Méditations métasaphiques : revoir son exe

D’abord entendons-nous sur le mot « revoir ». Je ne parle pas de celui où encore engluée dans une peine brute, vous la croisez un soir chez une amie. Mais de celui où ayant fait son chemin, la peine a rivalisé avec des sentiments neufs. Jusqu’à être phagocytée.

« Avec le temps, va tout s’en va », chantait l’autre. Son sourire que vous connaissiez par cœur s’est embrumé. La subtile géométrie de ses grains de beauté s’est envolée. Le nom de son jeune frère, dont elle vous avait assidûment rapporté la moindre entreprise amoureuse, a lui aussi, disparu. En somme, dans la case « ma moitié de janvier 2008 à février 2009 », il ne vous reste qu’un tic de langage, un pull et la couleur de ses yeux.

Et puis un jour d’une atroce banalité, où pour la centième fois de la semaine vous pestez contre ces saisons qui n’en sont plus, vous recevez un message : « Bonjour, je suis de passage à Paris aujourd’hui. Je me disais, si toutefois tu es disponible, qu’on pouvait boire un verre ce soir. Jeanne ».

Ce soir-là, vous aviez prévue de voir une amie, de l’écouter pendant deux heures ressasser le déroulé de sa dernière désillusion en distillant ici et là des formules toutes faites…

Et puis, non. Cinq ans que vous n’avez pas revue Jeanne, cela vaut bien de laisser votre empathie sur la touche.
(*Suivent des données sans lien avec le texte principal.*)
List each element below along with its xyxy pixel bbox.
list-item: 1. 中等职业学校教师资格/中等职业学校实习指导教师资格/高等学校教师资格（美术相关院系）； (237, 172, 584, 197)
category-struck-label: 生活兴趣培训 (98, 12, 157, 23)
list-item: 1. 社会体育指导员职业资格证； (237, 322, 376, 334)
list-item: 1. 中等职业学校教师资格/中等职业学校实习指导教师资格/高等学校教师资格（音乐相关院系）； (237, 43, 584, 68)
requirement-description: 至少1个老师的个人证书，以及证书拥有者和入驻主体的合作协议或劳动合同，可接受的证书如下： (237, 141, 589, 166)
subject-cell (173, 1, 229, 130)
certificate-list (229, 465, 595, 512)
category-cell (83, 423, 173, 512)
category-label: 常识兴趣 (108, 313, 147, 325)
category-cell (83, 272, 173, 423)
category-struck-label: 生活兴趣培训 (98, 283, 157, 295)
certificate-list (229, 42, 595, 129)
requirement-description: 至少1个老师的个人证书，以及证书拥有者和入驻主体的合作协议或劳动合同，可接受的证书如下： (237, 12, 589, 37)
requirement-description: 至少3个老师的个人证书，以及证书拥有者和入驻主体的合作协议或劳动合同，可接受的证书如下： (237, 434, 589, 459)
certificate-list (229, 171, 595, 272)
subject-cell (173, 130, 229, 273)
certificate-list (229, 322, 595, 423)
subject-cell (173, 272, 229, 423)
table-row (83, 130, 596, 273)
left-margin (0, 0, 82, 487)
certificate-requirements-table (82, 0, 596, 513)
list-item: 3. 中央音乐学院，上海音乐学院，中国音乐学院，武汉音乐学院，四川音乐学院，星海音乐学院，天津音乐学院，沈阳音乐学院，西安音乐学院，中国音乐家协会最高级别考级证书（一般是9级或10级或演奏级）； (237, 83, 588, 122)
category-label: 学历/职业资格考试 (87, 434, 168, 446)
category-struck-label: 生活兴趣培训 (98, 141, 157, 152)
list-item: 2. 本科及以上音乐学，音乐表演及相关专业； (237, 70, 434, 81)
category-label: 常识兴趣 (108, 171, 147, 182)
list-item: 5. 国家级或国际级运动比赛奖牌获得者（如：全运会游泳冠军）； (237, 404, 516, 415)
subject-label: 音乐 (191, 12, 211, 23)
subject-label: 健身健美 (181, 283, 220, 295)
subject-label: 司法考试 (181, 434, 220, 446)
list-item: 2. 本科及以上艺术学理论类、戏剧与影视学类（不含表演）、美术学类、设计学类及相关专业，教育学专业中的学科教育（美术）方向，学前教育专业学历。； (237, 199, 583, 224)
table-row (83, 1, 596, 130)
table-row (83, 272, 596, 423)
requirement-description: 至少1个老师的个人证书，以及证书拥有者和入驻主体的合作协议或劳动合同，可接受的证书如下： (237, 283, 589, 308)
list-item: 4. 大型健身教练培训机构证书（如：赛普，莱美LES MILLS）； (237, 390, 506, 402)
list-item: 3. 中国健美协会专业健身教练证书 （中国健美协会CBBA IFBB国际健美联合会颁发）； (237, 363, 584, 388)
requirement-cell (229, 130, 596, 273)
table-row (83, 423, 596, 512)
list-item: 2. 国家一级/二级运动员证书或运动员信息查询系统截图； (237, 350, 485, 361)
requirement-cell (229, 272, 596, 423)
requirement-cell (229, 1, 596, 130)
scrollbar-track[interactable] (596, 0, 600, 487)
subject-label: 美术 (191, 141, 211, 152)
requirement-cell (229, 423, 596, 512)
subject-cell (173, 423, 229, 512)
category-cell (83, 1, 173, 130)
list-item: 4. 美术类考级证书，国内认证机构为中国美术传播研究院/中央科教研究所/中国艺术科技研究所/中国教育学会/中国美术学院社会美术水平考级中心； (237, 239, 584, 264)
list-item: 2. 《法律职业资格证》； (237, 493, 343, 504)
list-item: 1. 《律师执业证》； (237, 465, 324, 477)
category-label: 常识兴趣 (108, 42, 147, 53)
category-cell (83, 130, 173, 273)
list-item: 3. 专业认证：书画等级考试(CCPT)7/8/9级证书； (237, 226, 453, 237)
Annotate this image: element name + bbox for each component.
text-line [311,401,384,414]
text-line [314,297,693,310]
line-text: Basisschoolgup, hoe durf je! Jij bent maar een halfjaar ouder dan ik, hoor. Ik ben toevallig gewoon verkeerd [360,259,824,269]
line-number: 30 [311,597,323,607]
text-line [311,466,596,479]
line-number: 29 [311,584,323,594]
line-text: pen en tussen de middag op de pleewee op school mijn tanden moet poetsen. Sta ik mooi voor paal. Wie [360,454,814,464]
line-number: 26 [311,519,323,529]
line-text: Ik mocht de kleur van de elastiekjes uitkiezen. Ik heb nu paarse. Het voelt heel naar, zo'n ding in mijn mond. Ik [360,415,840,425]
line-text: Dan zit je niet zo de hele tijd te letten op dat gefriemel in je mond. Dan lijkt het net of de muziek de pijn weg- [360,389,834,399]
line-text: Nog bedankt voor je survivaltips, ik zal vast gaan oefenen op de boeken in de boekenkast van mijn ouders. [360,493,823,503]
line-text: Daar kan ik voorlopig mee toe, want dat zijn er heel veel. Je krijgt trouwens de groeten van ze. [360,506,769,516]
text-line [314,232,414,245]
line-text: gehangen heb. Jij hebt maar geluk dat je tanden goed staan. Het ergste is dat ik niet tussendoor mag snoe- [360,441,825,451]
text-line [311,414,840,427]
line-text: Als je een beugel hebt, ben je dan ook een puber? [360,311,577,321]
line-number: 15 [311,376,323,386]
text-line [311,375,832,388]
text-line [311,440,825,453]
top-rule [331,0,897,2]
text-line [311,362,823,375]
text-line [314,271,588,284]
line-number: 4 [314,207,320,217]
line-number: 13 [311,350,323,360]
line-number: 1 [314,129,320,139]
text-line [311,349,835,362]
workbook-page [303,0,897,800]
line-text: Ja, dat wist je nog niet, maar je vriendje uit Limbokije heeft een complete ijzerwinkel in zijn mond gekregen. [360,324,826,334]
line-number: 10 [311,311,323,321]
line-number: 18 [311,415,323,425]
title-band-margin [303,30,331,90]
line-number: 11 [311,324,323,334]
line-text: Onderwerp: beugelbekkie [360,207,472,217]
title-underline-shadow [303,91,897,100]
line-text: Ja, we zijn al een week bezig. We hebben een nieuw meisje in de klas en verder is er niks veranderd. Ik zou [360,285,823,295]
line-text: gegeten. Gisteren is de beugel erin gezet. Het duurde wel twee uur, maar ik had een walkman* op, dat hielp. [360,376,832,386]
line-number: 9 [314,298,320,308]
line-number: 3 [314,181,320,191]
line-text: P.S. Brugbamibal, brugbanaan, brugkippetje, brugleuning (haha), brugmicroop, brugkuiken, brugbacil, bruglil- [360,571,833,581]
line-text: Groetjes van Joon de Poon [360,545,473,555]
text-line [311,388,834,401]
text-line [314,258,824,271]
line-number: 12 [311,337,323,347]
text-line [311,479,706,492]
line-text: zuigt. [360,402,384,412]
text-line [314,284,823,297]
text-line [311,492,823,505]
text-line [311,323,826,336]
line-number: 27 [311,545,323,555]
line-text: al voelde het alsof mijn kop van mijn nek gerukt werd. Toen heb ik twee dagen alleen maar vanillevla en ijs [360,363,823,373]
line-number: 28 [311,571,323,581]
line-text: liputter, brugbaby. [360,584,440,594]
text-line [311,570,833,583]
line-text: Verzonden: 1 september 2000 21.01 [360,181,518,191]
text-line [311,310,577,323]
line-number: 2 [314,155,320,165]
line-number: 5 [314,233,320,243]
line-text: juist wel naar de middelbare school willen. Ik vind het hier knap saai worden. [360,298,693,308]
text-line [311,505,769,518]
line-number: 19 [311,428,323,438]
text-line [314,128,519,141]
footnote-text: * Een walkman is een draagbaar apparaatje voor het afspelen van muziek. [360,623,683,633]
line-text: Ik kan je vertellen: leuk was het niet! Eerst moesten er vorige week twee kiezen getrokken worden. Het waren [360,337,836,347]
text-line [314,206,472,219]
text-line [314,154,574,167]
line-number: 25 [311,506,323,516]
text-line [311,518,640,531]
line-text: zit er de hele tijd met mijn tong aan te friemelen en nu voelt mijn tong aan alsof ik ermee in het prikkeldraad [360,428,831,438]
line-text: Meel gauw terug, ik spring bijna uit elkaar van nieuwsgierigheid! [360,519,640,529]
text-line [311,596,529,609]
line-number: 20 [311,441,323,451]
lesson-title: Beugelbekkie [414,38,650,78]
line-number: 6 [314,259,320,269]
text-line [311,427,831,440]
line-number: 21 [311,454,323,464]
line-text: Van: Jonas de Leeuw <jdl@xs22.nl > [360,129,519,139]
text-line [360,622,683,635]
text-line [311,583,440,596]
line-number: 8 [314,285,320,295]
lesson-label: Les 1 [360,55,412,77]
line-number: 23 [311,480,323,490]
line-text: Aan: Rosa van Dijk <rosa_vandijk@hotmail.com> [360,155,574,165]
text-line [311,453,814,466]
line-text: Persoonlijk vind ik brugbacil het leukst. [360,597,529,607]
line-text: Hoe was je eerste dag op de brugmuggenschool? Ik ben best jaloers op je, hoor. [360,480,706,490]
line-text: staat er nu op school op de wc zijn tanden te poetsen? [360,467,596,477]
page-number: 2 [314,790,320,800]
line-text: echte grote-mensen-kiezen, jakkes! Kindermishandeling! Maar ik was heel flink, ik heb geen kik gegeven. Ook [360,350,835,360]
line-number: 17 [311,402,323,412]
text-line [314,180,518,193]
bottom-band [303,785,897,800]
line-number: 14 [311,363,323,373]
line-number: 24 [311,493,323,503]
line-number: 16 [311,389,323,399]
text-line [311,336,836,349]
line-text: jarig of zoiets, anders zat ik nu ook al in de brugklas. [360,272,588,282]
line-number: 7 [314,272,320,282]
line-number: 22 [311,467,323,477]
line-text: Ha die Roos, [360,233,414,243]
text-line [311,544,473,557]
Vous y êtes. Un bar comme les autres. Un terrain neutre, des plus impersonnels. La tête encore lourde des bavardages intempestifs de vos collègues, vous la voyez arriver. Derrière elle, treize mois de passion en file indienne. Il y a là ce doux mois de janvier 2008, où vous aviez sauté le pas en l’invitant à dîner. Au bout de la file, février 2009 vous nargue avec son lot de disputes, de désenchantements. Entre les deux, des hauts et des bas, dans le désordre.

Un peu gênées, vous vous faites la bise en échangeant des banalités. A ce propos, je me suis toujours demandée pourquoi le fait de trouver « facilement » l’emplacement d’un bar ou qu’il fasse deux degrés de plus que la veille formaient l’essentiel des entrées en matière quand on ne connaît pas ou plus les gens. Souvent alors, on enchaîne sur une autre banalité, mais plus personnelle cette fois-ci. C’est ainsi que vous lui confiez d’une voix chantante : « Ah je vois que tu ne t’es toujours pas résolue à quitter ton vieux téléphone ».

Dans les écoles de journalisme, la première chose qu’on vous apprend, c’est qu’un article se bâtit toujours en pyramide. D’abord balancer l’information principale et puis élargir au fur et à mesure. Revoir son ex, c’est écrire un article à l’envers. Car évidemment, dans ce périlleux exercice, l’information principale tient en deux questions : Est-elle casée ? Est-elle amoureuse ?

Bien sûr, il faut préparer le terrain avant. Pour ce faire, marche après marche, il faut gravir la pyramide : météo, situation professionnelle, son chien/son chat, son club de foot / de ciné/ de rando, l’évolution de ses rapports familiaux, la vie en province … pour enfin en arriver à trois lignes plus haut.

On va opter pour le cas de figure le plus intéressant : elle est casée et heureuse. Fatalement, cette réponse appelle indéniablement une comparaison. Selon Jeanne, en février 2009, vous n’étiez « pas suffisamment engagée dans la relation » et conséquemment « trop absente, distante et pas assez attentionnée ». Ayant envie « de stabilité, de savoir qu’elle peut compter sur quelqu’un », elle a décidé à « contrecœur » d’arrêter. Du coup, quand sur le ton de la confidence, elle vous dit que sa nouvelle conquête vit à Berlin et qu’elle ne la voit que quatre jours par mois, vous avalez votre Monaco un peu de travers.

Cinq Monaco plus tard, c’est un autre écueil qui pointe le bout de son nez. Si tant est que votre vie sexuelle accuse un sérieux coup de mou, vous ne pouvez vous empêcher de trouver à Jeanne un avantage certain en la matière. En vous disant, qu’après tout, c’est dans les vieilles marmites qu’on fait les meilleures soupes… Très mauvaise idée. Dans cette situation, mieux vaut demander un grand verre d’eau, le boire d’un coup et se tirer.